4″ flexible transparent OLED from Universal Display and LG

4 inch flexible transparent OLED from Universal Display

It may only be 4″ across (diagonally) and 320×240 pixels at the moment but this flexible transparent OLED display has massive implications for how we use and interact with technology in the future.

No more pecking away at a smartphone or trying to use a tiny keyboard and 5″ screen on the latest ultra-ultra-portable device: just unroll your full size monitor and keyboard and work productively.

Want to check your email, the latest twitters, or surf CNN? easy, the monitor is on your sleeve.

Time to watch TV? just roll down the blinds on your window and the TV rolls down with it.

Troops in Iraq being able to check each others locations on an overhead map display sewn into their uniform and the nearby medic getting the same view with vital signs superimposed.

Ok, we’re still a long way from anything like that but the prototype being shown off by LG and Universal Display is a big step in the right direction.

Press Release follows.


source

“Ewing, New Jersey–May 20, 2008 – Universal Display Corporation (NASDAQ: PANL), an innovator behind today and tomorrow’s displays and lighting through its Universal PHOLEDâ„¢ phosphorescent OLED technology, and LG Display (NYSE: LPL, KRX: 034220), a leading innovator of thin film transistor liquid crystal display (TFT-LCD), announced today the joint development of a flexible, full-color, active-matrix OLED (AMOLED) display prototype. Built on thin metallic foil, these prototypes are being showcased at each company’s booth during the 2008 Society for Information Display Conference and Symposium at the Los Angeles Convention Center in Los Angeles, CA. LG Display (LGD) is located at Booth #519 and Universal Display is located at Booth #260.

The four-inch diagonal, QVGA full-color AMOLED display prototype combines LGD’s amorphous-Silicon backplane technologies with Universal Display’s OLED frontplane technologies, including its high-efficiency Universal PHOLEDâ„¢ and transparent compoundcathode TOLED® technologies.
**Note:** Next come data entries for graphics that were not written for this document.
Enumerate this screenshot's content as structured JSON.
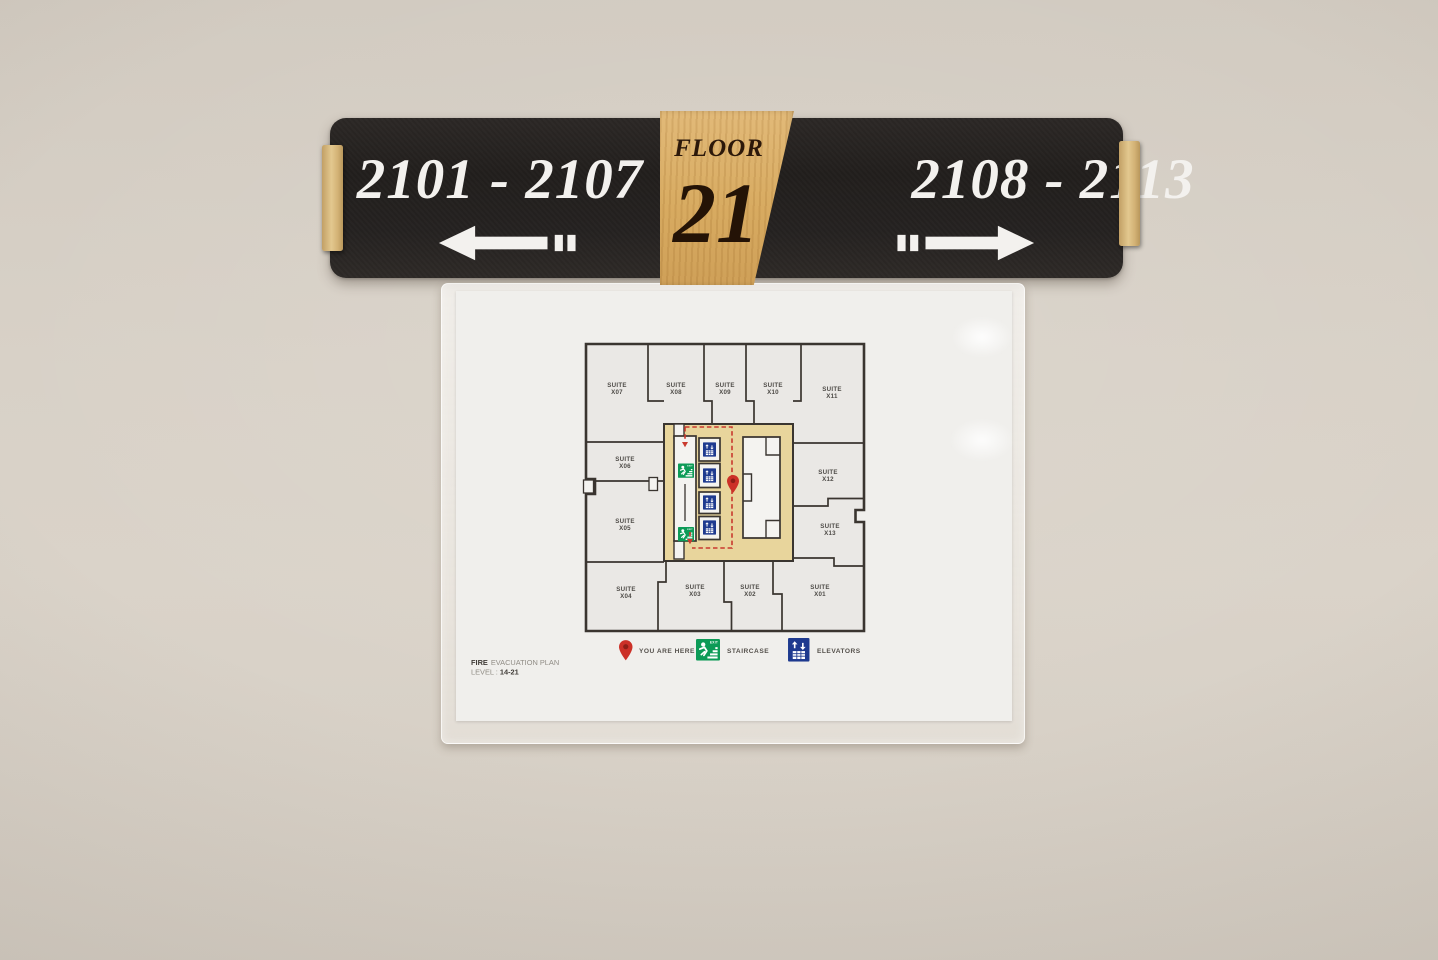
{
  "photo": {
    "wall_color": "#d6cfc5"
  },
  "sign": {
    "left_range": "2101 - 2107",
    "right_range": "2108 - 2113",
    "floor_word": "FLOOR",
    "floor_number": "21",
    "colors": {
      "plate": "#262320",
      "wood": "#d9ad62",
      "text": "#f3f1ee"
    }
  },
  "plan": {
    "title_bold": "FIRE",
    "title_rest": "EVACUATION PLAN",
    "level_label": "LEVEL :",
    "level_value": "14-21",
    "suite_word": "SUITE",
    "suites": {
      "top": [
        "X07",
        "X08",
        "X09",
        "X10",
        "X11"
      ],
      "left": [
        "X06",
        "X05"
      ],
      "right": [
        "X12",
        "X13"
      ],
      "bottom": [
        "X04",
        "X03",
        "X02",
        "X01"
      ]
    },
    "legend": [
      {
        "name": "you-are-here-pin",
        "label": "YOU ARE HERE"
      },
      {
        "name": "staircase",
        "label": "STAIRCASE"
      },
      {
        "name": "elevators",
        "label": "ELEVATORS"
      }
    ],
    "colors": {
      "corridor": "#e8d59c",
      "suite": "#eae8e5",
      "walls": "#3a3530",
      "exit_green": "#0d9b57",
      "elevator_blue": "#1e3a8f",
      "route_red": "#c93a2e"
    }
  }
}
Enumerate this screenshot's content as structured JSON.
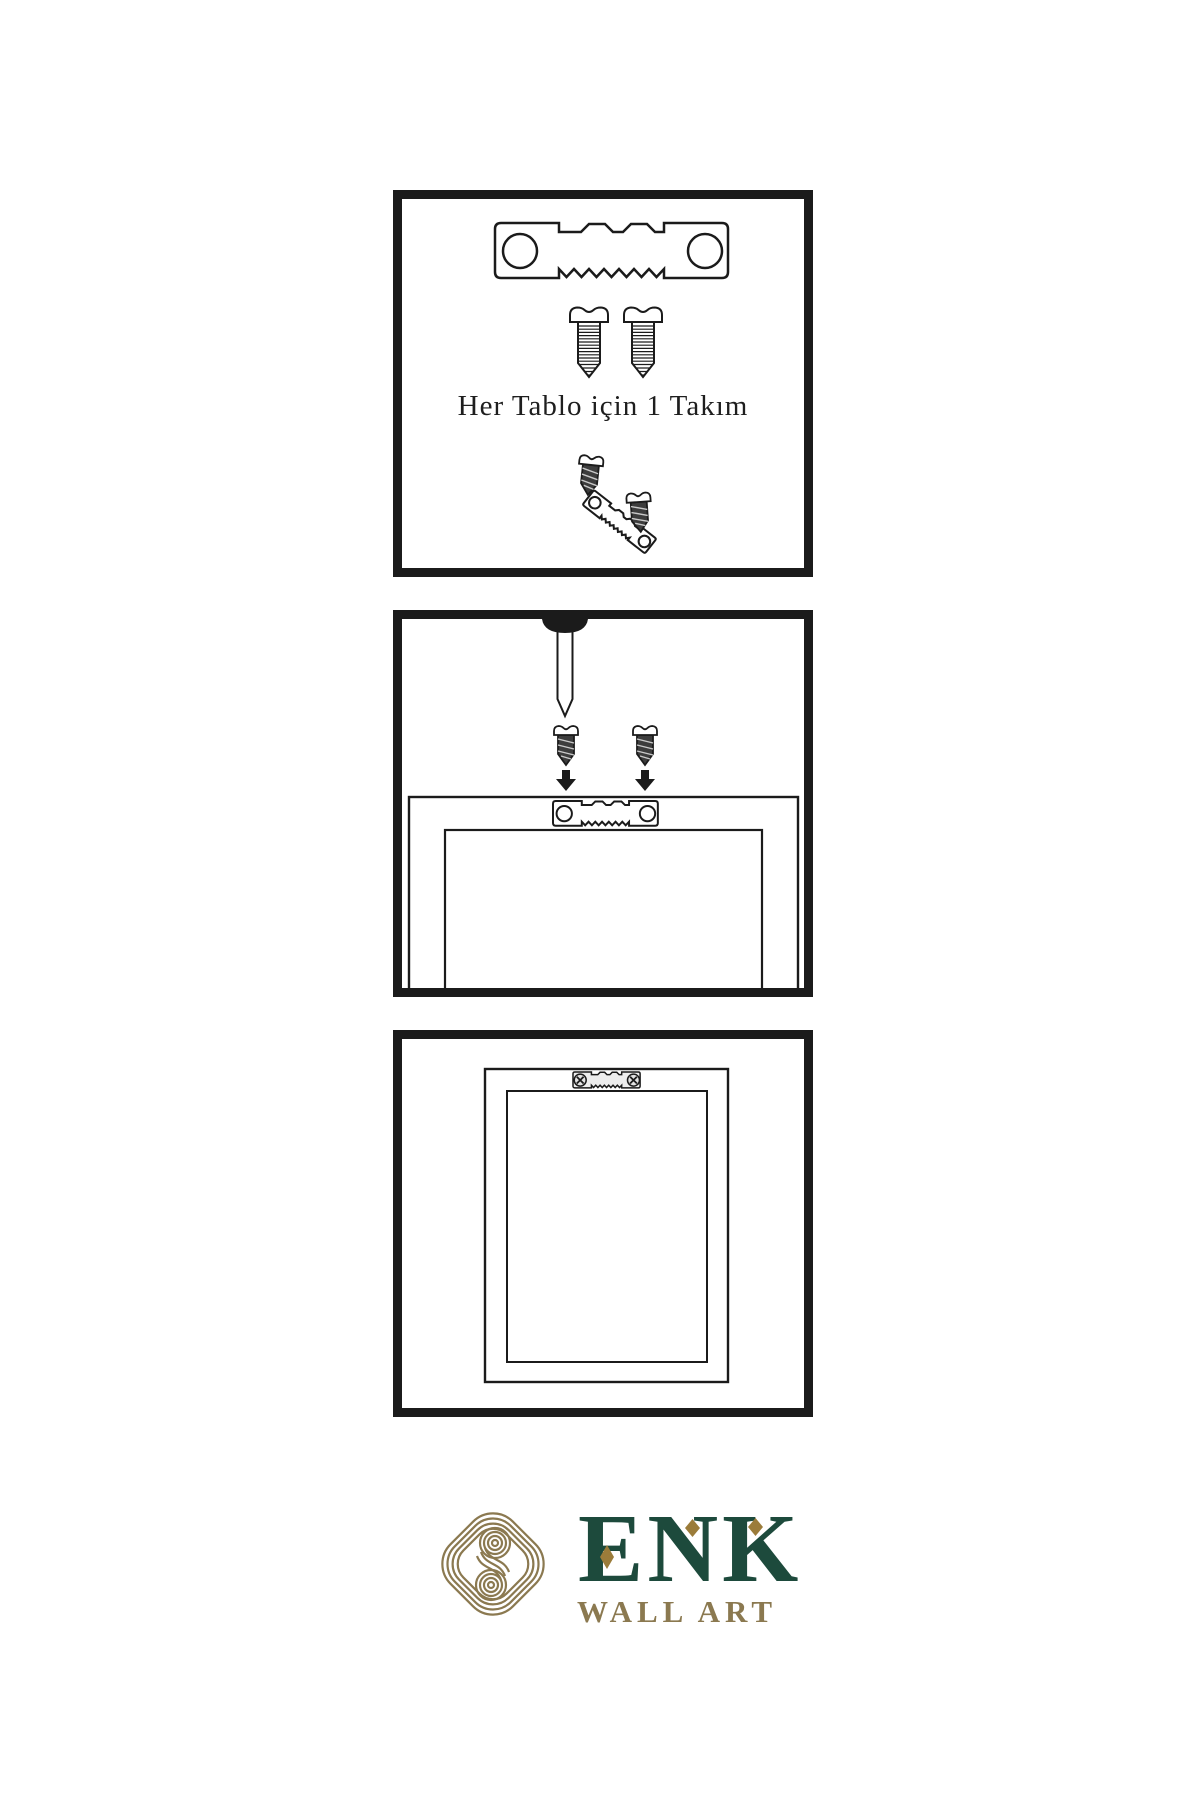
{
  "document": {
    "type": "wall-art-hanging-instructions",
    "background": "#ffffff",
    "ink": "#1b1b1b"
  },
  "panels": [
    {
      "name": "hardware-kit",
      "caption": "Her Tablo için 1 Takım",
      "contents": [
        "sawtooth-hanger",
        "screw",
        "screw",
        "screw-small",
        "sawtooth-hanger-angled",
        "screw-small"
      ]
    },
    {
      "name": "attach-hanger-to-frame-back",
      "contents": [
        "wall-nail",
        "screw-dark",
        "screw-dark",
        "arrow-down",
        "arrow-down",
        "sawtooth-hanger",
        "frame-back"
      ]
    },
    {
      "name": "frame-mounted-on-wall",
      "contents": [
        "frame-back",
        "sawtooth-hanger-screwed"
      ]
    }
  ],
  "logo": {
    "title": "ENK",
    "subtitle": "WALL ART",
    "green": "#1d4a3c",
    "gold": "#8b7950",
    "gold_dark": "#9b7c3a"
  }
}
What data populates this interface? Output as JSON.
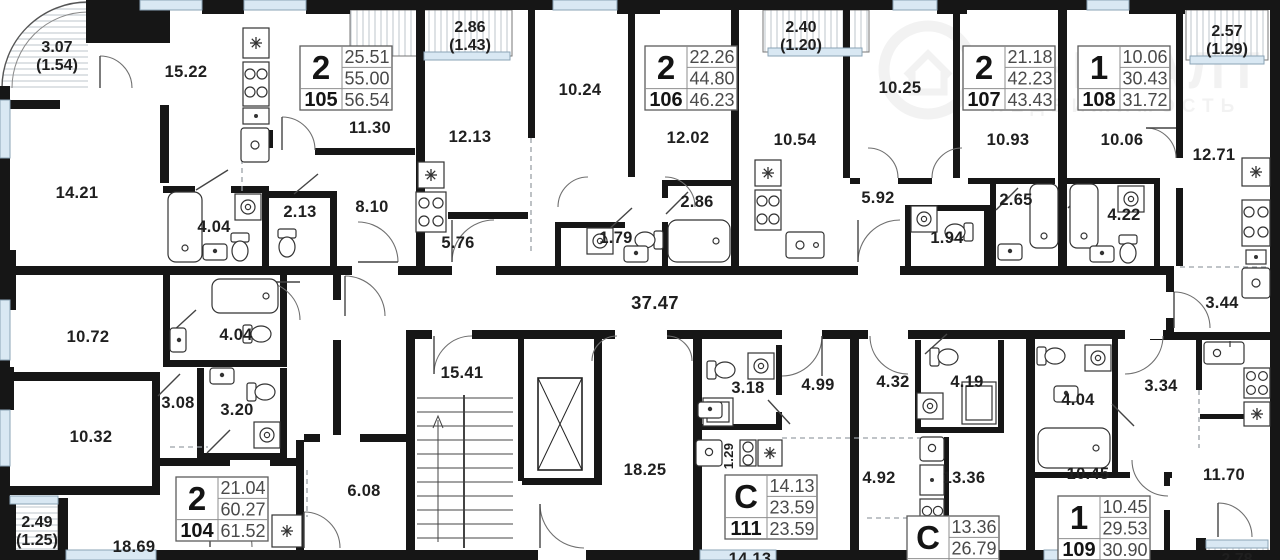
{
  "colors": {
    "wall": "#161616",
    "window_fill": "#d9e8f3",
    "window_edge": "#8aa3b6",
    "hatch": "#c7cdd3",
    "fixture_line": "#333333",
    "door_arc": "#6f6f6f",
    "dash": "#9aa0a6",
    "label": "#1f1f1f",
    "card_border": "#5c5c5c",
    "card_text": "#4a4a4a"
  },
  "watermark": {
    "brand": "ОНРЕАЛТ",
    "tagline": "НЕДВИЖИМОСТЬ"
  },
  "apartment_cards": [
    {
      "number": "105",
      "rooms": "2",
      "living_area": "25.51",
      "area": "55.00",
      "total_area": "56.54",
      "x": 300,
      "y": 46
    },
    {
      "number": "106",
      "rooms": "2",
      "living_area": "22.26",
      "area": "44.80",
      "total_area": "46.23",
      "x": 645,
      "y": 46
    },
    {
      "number": "107",
      "rooms": "2",
      "living_area": "21.18",
      "area": "42.23",
      "total_area": "43.43",
      "x": 963,
      "y": 46
    },
    {
      "number": "108",
      "rooms": "1",
      "living_area": "10.06",
      "area": "30.43",
      "total_area": "31.72",
      "x": 1078,
      "y": 46
    },
    {
      "number": "104",
      "rooms": "2",
      "living_area": "21.04",
      "area": "60.27",
      "total_area": "61.52",
      "x": 176,
      "y": 477
    },
    {
      "number": "111",
      "rooms": "С",
      "living_area": "14.13",
      "area": "23.59",
      "total_area": "23.59",
      "x": 725,
      "y": 475
    },
    {
      "number": "109",
      "rooms": "1",
      "living_area": "10.45",
      "area": "29.53",
      "total_area": "30.90",
      "x": 1058,
      "y": 496
    },
    {
      "number": "",
      "rooms": "С",
      "living_area": "13.36",
      "area": "26.79",
      "total_area": "",
      "x": 907,
      "y": 516
    }
  ],
  "room_labels": [
    {
      "text": "15.22",
      "x": 186,
      "y": 77
    },
    {
      "text": "11.30",
      "x": 370,
      "y": 133
    },
    {
      "text": "14.21",
      "x": 77,
      "y": 198
    },
    {
      "text": "4.04",
      "x": 214,
      "y": 232
    },
    {
      "text": "2.13",
      "x": 300,
      "y": 217
    },
    {
      "text": "8.10",
      "x": 372,
      "y": 212
    },
    {
      "text": "12.13",
      "x": 470,
      "y": 142
    },
    {
      "text": "10.24",
      "x": 580,
      "y": 95
    },
    {
      "text": "12.02",
      "x": 688,
      "y": 143
    },
    {
      "text": "5.76",
      "x": 458,
      "y": 248
    },
    {
      "text": "1.79",
      "x": 616,
      "y": 243
    },
    {
      "text": "2.86",
      "x": 697,
      "y": 207
    },
    {
      "text": "10.54",
      "x": 795,
      "y": 145
    },
    {
      "text": "10.25",
      "x": 900,
      "y": 93
    },
    {
      "text": "10.93",
      "x": 1008,
      "y": 145
    },
    {
      "text": "5.92",
      "x": 878,
      "y": 203
    },
    {
      "text": "1.94",
      "x": 947,
      "y": 243
    },
    {
      "text": "2.65",
      "x": 1016,
      "y": 205
    },
    {
      "text": "10.06",
      "x": 1122,
      "y": 145
    },
    {
      "text": "4.22",
      "x": 1124,
      "y": 220
    },
    {
      "text": "12.71",
      "x": 1214,
      "y": 160
    },
    {
      "text": "3.44",
      "x": 1222,
      "y": 308
    },
    {
      "text": "37.47",
      "x": 655,
      "y": 309,
      "big": true
    },
    {
      "text": "10.72",
      "x": 88,
      "y": 342
    },
    {
      "text": "4.04",
      "x": 236,
      "y": 340
    },
    {
      "text": "10.32",
      "x": 91,
      "y": 442
    },
    {
      "text": "3.08",
      "x": 178,
      "y": 408
    },
    {
      "text": "3.20",
      "x": 237,
      "y": 415
    },
    {
      "text": "15.41",
      "x": 462,
      "y": 378
    },
    {
      "text": "18.25",
      "x": 645,
      "y": 475
    },
    {
      "text": "6.08",
      "x": 364,
      "y": 496
    },
    {
      "text": "18.69",
      "x": 134,
      "y": 552
    },
    {
      "text": "3.18",
      "x": 748,
      "y": 393
    },
    {
      "text": "4.99",
      "x": 818,
      "y": 390
    },
    {
      "text": "1.29",
      "x": 733,
      "y": 456,
      "rotate": -90,
      "small": true
    },
    {
      "text": "14.13",
      "x": 750,
      "y": 564
    },
    {
      "text": "4.32",
      "x": 893,
      "y": 387
    },
    {
      "text": "4.19",
      "x": 967,
      "y": 387
    },
    {
      "text": "4.92",
      "x": 879,
      "y": 483
    },
    {
      "text": "13.36",
      "x": 964,
      "y": 483
    },
    {
      "text": "4.04",
      "x": 1078,
      "y": 405
    },
    {
      "text": "3.34",
      "x": 1161,
      "y": 391
    },
    {
      "text": "10.45",
      "x": 1088,
      "y": 479
    },
    {
      "text": "11.70",
      "x": 1224,
      "y": 480
    }
  ],
  "balcony_labels": [
    {
      "value": "3.07",
      "coef": "(1.54)",
      "x": 57,
      "y": 52
    },
    {
      "value": "2.86",
      "coef": "(1.43)",
      "x": 470,
      "y": 32
    },
    {
      "value": "2.40",
      "coef": "(1.20)",
      "x": 801,
      "y": 32
    },
    {
      "value": "2.57",
      "coef": "(1.29)",
      "x": 1227,
      "y": 36
    },
    {
      "value": "2.49",
      "coef": "(1.25)",
      "x": 37,
      "y": 527
    },
    {
      "value": "2.78",
      "coef": "",
      "x": 1237,
      "y": 564
    }
  ]
}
Building on the foundation of the jointly-developed prototype shown at last year’s SID Exhibition, this new demonstrator offers enhanced brightness, improved color saturation, broader color gamut and a one-sided electrical interconnection, making it the most advanced flexible OLED display built on metallic foil using a-Si backplane technology to date.

“Continuous collaborative efforts by UDC and LGD have resulted in another big step forward in flexible AMOLED,” said In Jae Chung, Executive Vice President and Chief Technology Officer of LG Display. “Great teamwork between two companies has yielded consistent quality upgrades of flexible AMOLED in a short period and we expect more technological achievements in the future for realizing its full potential in real world applications.”

“LG Display has been an excellent partner in advancing flexible AMOLEDs toward commercial practicability, and our success has been driven by strong, collaborative team work,” said Steven V. Abramson, President and Chief Executive Officer of Universal Display. “In just over a year, our collaboration with LGD has yielded significant gains in the design and functionality of flexible OLED displays. As we continue to work with LGD, we anticipate that our joint development will drive continued progress in flexible OLED technologies for military and commercial applications.”

The development of this prototype has been, in part, supported by the U.S. Department of Defense through the Battle Command Interface Branch of the U.S. Army Communication Electronics Research and Development Engineering Center (CERDEC). This work also complements flexible display development ongoing at the U.S. Army’s Flexible Display Center at Arizona State University, of which Universal Display is a founding member and LGD recently joined as an Associate member.

Flexible OLED displays are widely considered to be an important future display technology with prospective use in numerous commercial and military applications, including portable electronics, such as a wrist-mounted PDA or a roll-out display in a wireless communications device.”